Shattering Expectations in the Pool and Beyond

A student athlete’s swimming success story

Getting into college wasn’t a problem for Fernanda Rodriguez. The MAC Scholar Athlete and 2017 David Douglas graduate had great grades, was deeply involved in her community and was among the best swimmers in the state in the breaststroke. But paying for college was a different story.

Rodriguez’s family had limited resources, and she had limited access to federal funds typically available to graduating seniors. On top of that, her parents were uneasy about her decision to swim
at Oregon State University. “My family is very traditional, and for my parents, it was unheard of to go and be an athlete in college, or even leave home for college,” she says. “My parents wanted me to stay home and maybe study something simple.”

Rodriguez needed to find her own path to school, and a portion of that path ran through the Multnomah Athletic Foundation. Last year, Rodriguez was one of three recipients of the annual Joe Loprinzi Scholarship, the largest scholar- ship gifts the foundation awards each year. Her $11,000 award, combined with a partial swimming scholarship and an academic scholarship from OSU, were enough to make her college dream a reality.

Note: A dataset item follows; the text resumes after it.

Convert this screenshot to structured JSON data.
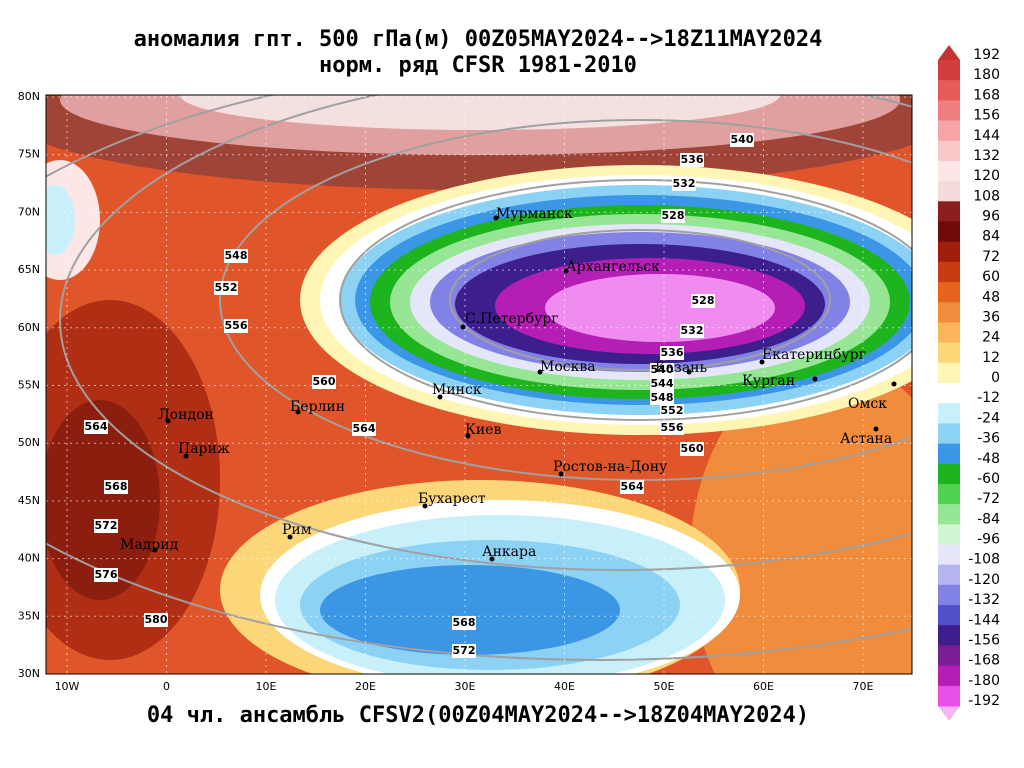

“When I think of Fernanda, I think of how grateful she is for her opportunities,” says Jim Bowe, head swim coach at David Douglas High School. “After each season, Fernanda took the time to write a personal letter to each coach thanking them for the time and effort they put into her swimming and development as a person. In my 20-plus years of coaching, I’ve had plenty of young people thank me. She is the only athlete who has done that every year.”

This year, Rodriguez receives a continuing-support scholarship — a smaller gift MAF often provides to former Loprinzi winners having success in their college careers. Rodriguez and the foundation’s other scholarship recipients — 44 in all – will be recognized during the inaugural scholarship event in August.

Achievement Through Athletics

When Rodriguez joined the Oregon State swim team as a freshman in August 2017, she was struck by how different college swimming was from her competitive club program in high school. Sure, the swimmers were faster, but there were other differences. “Club swimming was very individual. In college, it’s more focused on what the team can do as a whole,” she says. “We swim for up to three hours a day, but there are team meetings, there is team bonding, and volunteer sessions where we all get to know each other better and give back to the community and support each other.”

It’s been a welcome change that helped her find a community of friends and men- tors. That’s invaluable when you’re a new student at a big school in a sport that requires you to work out, eat breakfast and head to class before the average freshman is awake. Collegiate swimming has also offered the opportunity to travel. With meets nearly every weekend during the season, Rodriguez has logged more miles in one year than she had in the previous 18. And she’s building relationships along the way.

“It feels like family,” she says of college swimming. “I’m with some of my best friends. I train with them 24-7, we live in the dorms together, we eat together, we go places together.”

When she’s not in the pool, Rodriguez is studying kinesiology with a nursing focus. After she graduates from Oregon State, she plans to attend a two-year nursing program and become a trauma nurse.

What’s in a Name?

Rodriguez’s scholarship is named after Joe Loprinzi, the fitness guru and longtime MAC employee who needs little introduction. But there are other scholarships MAF oversees that honor the work of individuals who have made a difference at MAC and in the community.

The Loprinzi Scholarship provides an $8,000 award to three outstanding student athletes that attend one of our twenty nine program high schools.